Surfacing some time later in hope of re-attacking the Hayasaki, Schade found the seas empty. The Japanese ship had, in fact, survived the encounter, but there was no sign of Gilmore, who apparently had drifted away in the night. Schade and Growler’s crew managed to control the ship’s flooding and limped back to Brisbane on 17 February. Taken immediately into dry dock, Growler was repaired and fought again – at first under the command of Lt. Commander Schade, and then under Commander Thomas B. Oakley, Jr. Sadly, she was lost on her 11th war patrol in November 1944, while attacking a Japanese convoy south of Mindoro in the Philippine Islands. Growler received eight battle stars for her role in the Pacific War.

For sacrificing his own life to save his ship, Commander Howard Gilmore was posthumously awarded the Medal of Honor. Subsequently, the submarine tender Howard W. Gilmore (AS-16) was named for him and sponsored by his widow. Even today – over 50 years later – “Take her down!” remains one of the legendary phrases of the U.S. Submarine Force.
"Take Her Down" Commander Howard W. Gilmore, wounded on the bridge of Growler, orders the submarine to dive
Medal of Honor Citation for Commander Howard W. Gilmore
For distinguished gallantry and valor above and beyond the call of duty as Commanding Officer of the USS Growler during her Fourth War Patrol in the Southwest Pacific from 10 January to 7 February 1943. Boldly striking at the enemy in spite of continuous hostile air and antisubmarine patrols, CDR Gilmore sank one Japanese freighter and damaged another by torpedo fire, successfully evading severe depth charges following each attack.

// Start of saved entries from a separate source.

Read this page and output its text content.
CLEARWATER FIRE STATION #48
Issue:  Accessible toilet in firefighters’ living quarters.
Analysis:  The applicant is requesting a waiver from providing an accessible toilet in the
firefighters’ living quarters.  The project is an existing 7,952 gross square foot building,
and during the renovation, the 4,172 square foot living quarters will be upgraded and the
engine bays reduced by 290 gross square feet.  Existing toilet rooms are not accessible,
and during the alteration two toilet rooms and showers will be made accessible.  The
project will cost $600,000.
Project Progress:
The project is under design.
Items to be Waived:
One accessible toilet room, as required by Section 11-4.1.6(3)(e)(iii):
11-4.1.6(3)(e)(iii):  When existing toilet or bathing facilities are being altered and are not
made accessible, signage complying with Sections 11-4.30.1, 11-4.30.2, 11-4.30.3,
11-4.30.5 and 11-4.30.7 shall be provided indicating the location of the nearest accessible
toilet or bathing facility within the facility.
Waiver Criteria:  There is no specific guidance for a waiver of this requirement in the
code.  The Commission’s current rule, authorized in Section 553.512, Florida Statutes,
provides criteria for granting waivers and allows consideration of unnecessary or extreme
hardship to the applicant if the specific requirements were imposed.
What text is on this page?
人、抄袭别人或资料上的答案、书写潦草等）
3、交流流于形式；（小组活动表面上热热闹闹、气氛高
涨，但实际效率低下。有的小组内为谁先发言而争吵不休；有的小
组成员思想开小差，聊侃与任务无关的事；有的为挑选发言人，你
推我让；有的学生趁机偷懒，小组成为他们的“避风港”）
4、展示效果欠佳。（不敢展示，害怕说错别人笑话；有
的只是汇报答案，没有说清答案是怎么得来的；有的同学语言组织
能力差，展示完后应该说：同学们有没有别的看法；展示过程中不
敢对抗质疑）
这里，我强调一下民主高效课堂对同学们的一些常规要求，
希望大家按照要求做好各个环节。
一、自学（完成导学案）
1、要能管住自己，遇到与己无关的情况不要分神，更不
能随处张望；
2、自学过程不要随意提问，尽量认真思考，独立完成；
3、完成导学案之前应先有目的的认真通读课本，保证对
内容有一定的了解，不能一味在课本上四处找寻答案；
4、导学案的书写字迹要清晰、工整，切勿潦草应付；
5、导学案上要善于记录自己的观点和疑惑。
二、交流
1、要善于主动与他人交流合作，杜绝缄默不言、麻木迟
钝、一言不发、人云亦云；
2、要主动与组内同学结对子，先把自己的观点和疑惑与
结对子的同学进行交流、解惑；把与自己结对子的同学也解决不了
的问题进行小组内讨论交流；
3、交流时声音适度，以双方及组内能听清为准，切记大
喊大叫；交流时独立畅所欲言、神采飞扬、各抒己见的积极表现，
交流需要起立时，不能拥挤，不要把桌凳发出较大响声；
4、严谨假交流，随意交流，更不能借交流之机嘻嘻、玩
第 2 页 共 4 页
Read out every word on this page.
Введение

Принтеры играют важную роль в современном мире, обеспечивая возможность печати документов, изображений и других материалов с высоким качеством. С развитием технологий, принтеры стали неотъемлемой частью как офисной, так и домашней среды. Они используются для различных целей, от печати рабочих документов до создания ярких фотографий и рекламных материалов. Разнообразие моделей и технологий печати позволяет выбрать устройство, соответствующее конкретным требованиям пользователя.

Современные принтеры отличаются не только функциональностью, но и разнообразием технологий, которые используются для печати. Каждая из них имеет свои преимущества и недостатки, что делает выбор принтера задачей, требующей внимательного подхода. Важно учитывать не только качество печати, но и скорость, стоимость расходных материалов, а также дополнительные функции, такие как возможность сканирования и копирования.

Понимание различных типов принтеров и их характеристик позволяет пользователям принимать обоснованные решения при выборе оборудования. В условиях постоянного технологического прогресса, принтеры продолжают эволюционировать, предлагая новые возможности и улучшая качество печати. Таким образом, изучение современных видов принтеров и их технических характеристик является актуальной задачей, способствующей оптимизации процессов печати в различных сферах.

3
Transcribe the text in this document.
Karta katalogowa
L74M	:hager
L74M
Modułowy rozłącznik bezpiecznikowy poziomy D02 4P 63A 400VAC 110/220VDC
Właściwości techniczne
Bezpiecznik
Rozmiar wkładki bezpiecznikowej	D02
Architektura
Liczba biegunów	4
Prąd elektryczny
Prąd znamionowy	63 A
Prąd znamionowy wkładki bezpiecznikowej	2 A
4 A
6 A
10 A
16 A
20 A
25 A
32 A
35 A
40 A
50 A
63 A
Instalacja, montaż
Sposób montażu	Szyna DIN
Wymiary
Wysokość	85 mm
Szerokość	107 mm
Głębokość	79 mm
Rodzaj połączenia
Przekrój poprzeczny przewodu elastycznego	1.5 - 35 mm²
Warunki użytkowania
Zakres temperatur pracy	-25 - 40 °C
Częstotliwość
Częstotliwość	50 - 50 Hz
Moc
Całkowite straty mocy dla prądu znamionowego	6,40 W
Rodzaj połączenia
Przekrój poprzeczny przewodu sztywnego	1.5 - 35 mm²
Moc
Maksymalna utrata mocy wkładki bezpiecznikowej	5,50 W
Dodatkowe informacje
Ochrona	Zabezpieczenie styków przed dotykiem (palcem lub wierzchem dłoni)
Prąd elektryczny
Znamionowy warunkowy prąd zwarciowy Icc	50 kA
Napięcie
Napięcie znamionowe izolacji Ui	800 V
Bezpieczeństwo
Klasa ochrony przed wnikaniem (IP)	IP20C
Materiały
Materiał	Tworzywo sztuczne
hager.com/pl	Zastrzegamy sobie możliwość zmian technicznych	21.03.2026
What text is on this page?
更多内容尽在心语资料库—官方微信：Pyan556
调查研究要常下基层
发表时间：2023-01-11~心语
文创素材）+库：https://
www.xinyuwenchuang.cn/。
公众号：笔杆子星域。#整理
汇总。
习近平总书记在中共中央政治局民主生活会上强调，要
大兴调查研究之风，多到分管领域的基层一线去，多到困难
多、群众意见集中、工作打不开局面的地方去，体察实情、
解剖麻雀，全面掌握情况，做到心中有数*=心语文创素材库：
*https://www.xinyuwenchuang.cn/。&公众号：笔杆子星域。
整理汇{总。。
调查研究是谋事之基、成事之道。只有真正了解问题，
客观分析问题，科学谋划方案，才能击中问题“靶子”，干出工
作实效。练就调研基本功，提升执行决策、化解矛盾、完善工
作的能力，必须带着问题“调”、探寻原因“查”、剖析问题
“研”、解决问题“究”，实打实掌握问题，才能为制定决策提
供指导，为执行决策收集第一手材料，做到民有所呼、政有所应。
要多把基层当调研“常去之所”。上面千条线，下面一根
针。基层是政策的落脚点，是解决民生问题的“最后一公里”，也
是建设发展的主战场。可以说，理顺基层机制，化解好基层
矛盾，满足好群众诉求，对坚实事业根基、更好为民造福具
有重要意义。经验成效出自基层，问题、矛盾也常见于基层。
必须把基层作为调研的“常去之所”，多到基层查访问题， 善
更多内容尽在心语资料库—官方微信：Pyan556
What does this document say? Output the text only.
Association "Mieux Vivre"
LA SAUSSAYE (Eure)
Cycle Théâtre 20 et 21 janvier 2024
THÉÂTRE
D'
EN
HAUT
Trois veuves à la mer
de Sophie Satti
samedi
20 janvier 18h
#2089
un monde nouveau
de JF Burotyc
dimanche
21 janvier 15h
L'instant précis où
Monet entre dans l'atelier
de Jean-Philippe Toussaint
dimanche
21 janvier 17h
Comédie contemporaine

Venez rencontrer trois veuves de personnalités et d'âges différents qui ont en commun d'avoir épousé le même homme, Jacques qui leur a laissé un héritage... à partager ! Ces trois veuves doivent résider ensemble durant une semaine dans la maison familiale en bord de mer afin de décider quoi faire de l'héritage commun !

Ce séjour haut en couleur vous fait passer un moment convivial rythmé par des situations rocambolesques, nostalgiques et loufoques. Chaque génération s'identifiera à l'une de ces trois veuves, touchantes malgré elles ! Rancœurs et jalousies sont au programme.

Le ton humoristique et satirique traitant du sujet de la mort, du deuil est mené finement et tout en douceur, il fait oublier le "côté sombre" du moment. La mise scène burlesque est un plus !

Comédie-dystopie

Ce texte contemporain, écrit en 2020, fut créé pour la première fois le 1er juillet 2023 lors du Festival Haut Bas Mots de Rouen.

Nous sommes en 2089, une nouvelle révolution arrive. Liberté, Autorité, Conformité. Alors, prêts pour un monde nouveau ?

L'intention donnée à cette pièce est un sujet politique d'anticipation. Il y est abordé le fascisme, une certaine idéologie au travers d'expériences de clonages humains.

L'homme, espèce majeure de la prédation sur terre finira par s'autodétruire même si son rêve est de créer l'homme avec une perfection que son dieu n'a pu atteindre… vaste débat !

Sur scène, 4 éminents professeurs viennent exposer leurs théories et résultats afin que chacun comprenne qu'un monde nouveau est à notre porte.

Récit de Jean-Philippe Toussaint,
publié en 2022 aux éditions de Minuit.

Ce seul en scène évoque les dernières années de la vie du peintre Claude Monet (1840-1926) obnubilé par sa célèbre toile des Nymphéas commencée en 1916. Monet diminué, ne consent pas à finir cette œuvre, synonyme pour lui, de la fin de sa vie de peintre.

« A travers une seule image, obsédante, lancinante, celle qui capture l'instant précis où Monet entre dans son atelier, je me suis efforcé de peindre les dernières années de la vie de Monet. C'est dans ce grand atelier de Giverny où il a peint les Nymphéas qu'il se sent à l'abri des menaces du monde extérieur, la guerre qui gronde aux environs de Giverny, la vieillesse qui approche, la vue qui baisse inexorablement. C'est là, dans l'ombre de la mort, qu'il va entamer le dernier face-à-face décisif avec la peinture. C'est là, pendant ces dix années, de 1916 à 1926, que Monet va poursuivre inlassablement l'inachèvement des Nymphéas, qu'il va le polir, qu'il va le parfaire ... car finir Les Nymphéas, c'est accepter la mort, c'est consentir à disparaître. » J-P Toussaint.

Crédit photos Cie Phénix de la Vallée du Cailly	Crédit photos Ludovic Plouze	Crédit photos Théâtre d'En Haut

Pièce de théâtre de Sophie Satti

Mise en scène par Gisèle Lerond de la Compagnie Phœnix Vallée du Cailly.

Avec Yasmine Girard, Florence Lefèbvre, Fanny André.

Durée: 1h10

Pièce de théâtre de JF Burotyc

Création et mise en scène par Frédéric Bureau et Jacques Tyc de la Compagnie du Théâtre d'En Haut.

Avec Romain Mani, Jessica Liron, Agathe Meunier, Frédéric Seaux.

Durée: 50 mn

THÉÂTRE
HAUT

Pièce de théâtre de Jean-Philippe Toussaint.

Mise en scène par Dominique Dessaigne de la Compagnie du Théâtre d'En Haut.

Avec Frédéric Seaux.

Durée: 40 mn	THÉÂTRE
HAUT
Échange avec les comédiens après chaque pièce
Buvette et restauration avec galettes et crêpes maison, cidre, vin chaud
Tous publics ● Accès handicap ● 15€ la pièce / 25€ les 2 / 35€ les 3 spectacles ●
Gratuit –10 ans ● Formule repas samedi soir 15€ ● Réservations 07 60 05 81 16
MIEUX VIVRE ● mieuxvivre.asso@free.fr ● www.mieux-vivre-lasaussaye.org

In the darkness of night on 7 February, an enemy gunboat closed range and prepared to ram the Growler. CDR Gilmore daringly maneuvered to avoid the crash and rammed the attacker instead, ripping into her port side at 11 knots and bursting wide her plates. In the terrific fire of the sinking gunboat’s heavy machineguns, CDR Gilmore calmly gave the order to clear the bridge, and refusing safety for himself, remained on deck while his men preceded him below. Struck down by the fusillade of bullets and having done his utmost against the enemy, in his final living moments, CDR Gilmore gave his last order to the officer of the deck, “Take her down.” The Growler dived; seriously damaged but under control, she was brought safely to port by her well-trained crew inspired by the courageous fighting spirit of their dead captain.